Methodology A prospective multicentre cohort study was performed in three hospitals in the Netherlands. Patients surgically treated for EC or a benign gynecological condition (control group) were included. A Pap brush sample, a cervicovaginal self-sample, a pipelle endometrial biopsy and the surgical specimen of the endometrial carcinoma (endometrial carcinoma group) or normal endometrium (control group) were obtained. A targeted next-generation sequencing panel was used to analyze these samples for mutations in eight genes.
Diagnostic accuracy was determined by calculating sensitivity, specificity and predictive values.
Results Fifty-nine EC patients and 31 control patients were included. In these patients traditional histopathological diagnosis by pipelle had a sensitivity of 78.9% and a specificity of 100%. For EC patients, 96.6% of surgical specimens contained at least 1 mutation. Mutational analysis of Pap brush samples, self-samples, and pipelle endometrial biopsies yielded a sensitivity of 78.0%, 67.3% and 96.5% with a specificity of 96.8%, 96.8% and 93.5%, respectively. Combining these three methods individually with histopathological pipelle endometrial biopsy evaluations yielded a sensitivity of 95.8%, 93.0% and 96.5, respectively.

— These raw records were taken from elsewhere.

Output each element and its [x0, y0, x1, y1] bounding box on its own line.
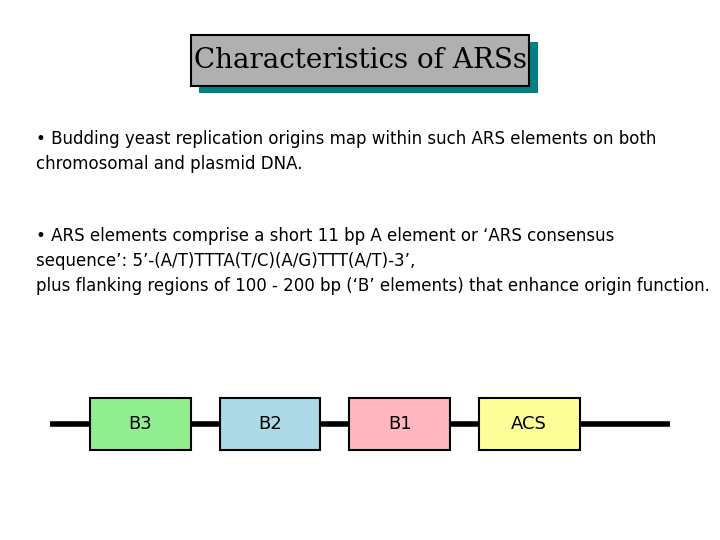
Text: ACS: ACS [511, 415, 547, 433]
FancyBboxPatch shape [199, 42, 538, 93]
Text: B1: B1 [388, 415, 411, 433]
FancyBboxPatch shape [349, 399, 450, 449]
FancyBboxPatch shape [479, 399, 580, 449]
Text: B3: B3 [129, 415, 152, 433]
FancyBboxPatch shape [90, 399, 191, 449]
Text: • Budding yeast replication origins map within such ARS elements on both
chromos: • Budding yeast replication origins map … [36, 130, 657, 173]
FancyBboxPatch shape [220, 399, 320, 449]
FancyBboxPatch shape [191, 35, 529, 86]
Text: Characteristics of ARSs: Characteristics of ARSs [194, 47, 526, 74]
Text: • ARS elements comprise a short 11 bp A element or ‘ARS consensus
sequence’: 5’-: • ARS elements comprise a short 11 bp A … [36, 227, 710, 295]
Text: B2: B2 [258, 415, 282, 433]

Conclusion This study has shown that mutational analysis of either cervical cytology, self-samples or pipelle endometrial biopsies improves diagnosis of EC, and is feasible for detection of endometrial pathology. Prospective validation will support implementation in routine clinical practice.
Disclosure M.L.: advisory board AstraZeneca, Bayer, Bristol-Myers Squibb, Janssen pharmaceuticals, Roche; sponsored research by Astra Zeneca, Bristol-Myers Squibb, llumina; royalties by Nimagen. Furthermore, no completing interests were declared.